Transportation and Infrastructure Committee Chairman John L. Mica (R-FL) announced that House and Senate conferees are concluding a bicameral, bipartisan agreement on a major transportation bill. The measure focuses on unprecedented reforms by cutting red tape and consolidating federal transportation programs.
“This agreement will help strengthen our nation’s construction industry and provide stability to highway, bridge and infrastructure projects across the country,” said Mica.
The tentative agreement establishes federal highway, transit and highway safety policy and keeps programs at current funding levels through the end of fiscal year 2014. Unlike the last transportation bill, which contained over 6,300 earmarks, this bill doesn’t include any earmarks. This bill also does not increase taxes or include the controversial extension of the Keystone oil pipeline as previously reported.

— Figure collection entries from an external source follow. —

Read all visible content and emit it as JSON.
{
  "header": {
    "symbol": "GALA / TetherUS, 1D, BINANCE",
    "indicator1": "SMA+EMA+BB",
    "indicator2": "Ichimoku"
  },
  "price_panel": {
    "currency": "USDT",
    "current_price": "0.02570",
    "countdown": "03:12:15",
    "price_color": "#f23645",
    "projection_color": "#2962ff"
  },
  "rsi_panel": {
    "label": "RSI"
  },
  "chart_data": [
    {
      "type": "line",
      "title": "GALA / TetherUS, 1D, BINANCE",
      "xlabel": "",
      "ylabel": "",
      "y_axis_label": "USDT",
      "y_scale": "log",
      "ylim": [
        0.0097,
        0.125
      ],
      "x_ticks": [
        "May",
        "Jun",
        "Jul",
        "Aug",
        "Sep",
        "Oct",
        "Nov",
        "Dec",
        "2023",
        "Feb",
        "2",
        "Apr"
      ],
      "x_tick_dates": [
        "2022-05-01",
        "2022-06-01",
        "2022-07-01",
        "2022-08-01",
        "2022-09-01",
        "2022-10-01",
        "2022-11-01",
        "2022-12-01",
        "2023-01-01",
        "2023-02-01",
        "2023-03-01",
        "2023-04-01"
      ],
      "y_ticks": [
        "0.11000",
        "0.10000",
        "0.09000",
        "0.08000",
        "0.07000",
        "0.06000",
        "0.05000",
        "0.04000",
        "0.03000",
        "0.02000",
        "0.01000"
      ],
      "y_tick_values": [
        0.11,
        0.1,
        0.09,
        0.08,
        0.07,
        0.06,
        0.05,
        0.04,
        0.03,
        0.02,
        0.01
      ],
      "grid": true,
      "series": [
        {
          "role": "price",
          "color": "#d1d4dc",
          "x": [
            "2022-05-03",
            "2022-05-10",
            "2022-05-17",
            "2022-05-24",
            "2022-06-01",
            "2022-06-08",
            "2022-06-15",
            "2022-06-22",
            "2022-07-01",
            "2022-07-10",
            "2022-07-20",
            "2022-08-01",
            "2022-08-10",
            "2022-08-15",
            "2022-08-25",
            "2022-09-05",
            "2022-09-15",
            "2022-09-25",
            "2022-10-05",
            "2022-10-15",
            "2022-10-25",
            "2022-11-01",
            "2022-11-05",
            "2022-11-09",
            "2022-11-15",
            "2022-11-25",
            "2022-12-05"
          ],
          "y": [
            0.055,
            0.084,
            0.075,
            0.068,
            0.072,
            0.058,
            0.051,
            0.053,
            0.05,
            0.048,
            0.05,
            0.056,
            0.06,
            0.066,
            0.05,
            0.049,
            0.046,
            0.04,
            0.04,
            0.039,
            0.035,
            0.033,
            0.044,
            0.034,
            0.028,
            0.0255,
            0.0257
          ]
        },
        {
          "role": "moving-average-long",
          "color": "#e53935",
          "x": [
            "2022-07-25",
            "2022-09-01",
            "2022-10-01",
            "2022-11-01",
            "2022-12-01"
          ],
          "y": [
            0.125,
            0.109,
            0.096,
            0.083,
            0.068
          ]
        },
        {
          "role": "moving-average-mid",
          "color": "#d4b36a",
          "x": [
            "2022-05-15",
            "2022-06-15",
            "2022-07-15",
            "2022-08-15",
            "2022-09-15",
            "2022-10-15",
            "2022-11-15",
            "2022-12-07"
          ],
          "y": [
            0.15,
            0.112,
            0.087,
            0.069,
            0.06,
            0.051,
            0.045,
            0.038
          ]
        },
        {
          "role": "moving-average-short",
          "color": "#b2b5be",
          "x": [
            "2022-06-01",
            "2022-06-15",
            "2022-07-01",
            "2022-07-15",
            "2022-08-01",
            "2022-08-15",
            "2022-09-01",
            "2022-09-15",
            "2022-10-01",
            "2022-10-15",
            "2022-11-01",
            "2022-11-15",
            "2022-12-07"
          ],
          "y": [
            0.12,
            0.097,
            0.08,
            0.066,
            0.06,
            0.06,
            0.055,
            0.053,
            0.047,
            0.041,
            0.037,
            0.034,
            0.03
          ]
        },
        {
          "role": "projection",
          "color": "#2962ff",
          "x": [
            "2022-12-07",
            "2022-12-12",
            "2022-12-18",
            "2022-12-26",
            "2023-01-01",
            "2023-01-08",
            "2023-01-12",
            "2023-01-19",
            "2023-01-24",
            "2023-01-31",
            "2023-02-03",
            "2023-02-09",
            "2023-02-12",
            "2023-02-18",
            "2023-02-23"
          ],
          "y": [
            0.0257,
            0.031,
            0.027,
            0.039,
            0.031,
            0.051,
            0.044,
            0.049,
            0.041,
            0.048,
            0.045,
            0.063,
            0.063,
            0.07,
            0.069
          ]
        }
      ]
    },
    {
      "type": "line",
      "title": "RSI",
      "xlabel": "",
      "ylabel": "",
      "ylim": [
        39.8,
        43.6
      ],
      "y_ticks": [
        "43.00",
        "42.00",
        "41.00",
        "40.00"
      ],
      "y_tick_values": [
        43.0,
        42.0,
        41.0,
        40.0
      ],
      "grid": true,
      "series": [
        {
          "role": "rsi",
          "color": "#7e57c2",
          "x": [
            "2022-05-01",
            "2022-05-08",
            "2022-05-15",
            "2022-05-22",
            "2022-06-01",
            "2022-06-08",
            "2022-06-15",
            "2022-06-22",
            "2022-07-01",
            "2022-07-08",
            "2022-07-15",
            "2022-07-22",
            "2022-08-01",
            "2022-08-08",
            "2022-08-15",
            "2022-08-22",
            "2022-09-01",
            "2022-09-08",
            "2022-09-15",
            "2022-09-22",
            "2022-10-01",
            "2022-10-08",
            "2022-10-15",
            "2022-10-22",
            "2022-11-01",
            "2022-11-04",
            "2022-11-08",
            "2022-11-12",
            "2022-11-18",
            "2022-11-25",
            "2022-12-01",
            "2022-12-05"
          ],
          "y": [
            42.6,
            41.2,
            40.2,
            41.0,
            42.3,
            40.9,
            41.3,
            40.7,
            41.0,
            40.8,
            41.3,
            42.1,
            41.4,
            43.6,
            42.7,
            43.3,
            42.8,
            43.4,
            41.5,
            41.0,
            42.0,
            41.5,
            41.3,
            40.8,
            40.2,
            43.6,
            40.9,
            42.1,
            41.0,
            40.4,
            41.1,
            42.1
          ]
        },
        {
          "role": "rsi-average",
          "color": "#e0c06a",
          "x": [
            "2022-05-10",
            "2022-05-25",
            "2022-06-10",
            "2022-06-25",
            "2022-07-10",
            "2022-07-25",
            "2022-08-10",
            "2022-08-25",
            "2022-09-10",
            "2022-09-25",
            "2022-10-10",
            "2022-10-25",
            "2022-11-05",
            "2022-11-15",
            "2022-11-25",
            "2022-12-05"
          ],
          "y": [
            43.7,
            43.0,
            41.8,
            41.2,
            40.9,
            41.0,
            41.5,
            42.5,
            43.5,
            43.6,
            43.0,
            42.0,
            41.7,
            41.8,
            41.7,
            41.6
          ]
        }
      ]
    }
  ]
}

“The unprecedented reforms in this legislation — cutting red tape, truly making projects ‘shovel ready,’ shrinking the size of the federal bureaucracy, attracting more private sector participation, and giving states more flexibility to address their critical priorities — will ensure that we more effectively move forward with major highway and bridge improvements and put Americans back to work,” Mica said. “The Highway Trust Fund is going bankrupt, and this paid-for measure provides necessary, real reform that focuses our limited resources on critical infrastructure needs.
If a majority of House and Senate conferees approve the conference report, both bodies are then expected to take up the measure before the end of the week, prior to the expiration of the current extension of transportation funding on June 30th.
Meanwhile, Sen. Barbara Boxer (D-CA), Chairman of the Environment and Public Works Committee, issued the following statement:
"I am so glad that House Republicans met Democrats half way, as Senate Republicans did months ago.
"The bill is funded at current levels, and it will protect and create three million jobs. This job creation is the critical focus of Democrats, because we know that the unemployment rate in construction is at an unacceptable level.
"We speed up project delivery, cut red tape, and do it without jeopardizing environmental laws. For the first time, we send half of the funds for bike paths and pedestrian walkways directly to local entities, and we protect those funds while giving states more flexibility on their share.
"Our country needs the kind of economic boost that this bill offers, and I am looking forward to getting it to the President's desk.
"It is ironic that in June 1956 the Senate passed its first highway bill, and thanks to the work of many committees and all parties, we will not allow that great history of our interstate transportation system to disappear."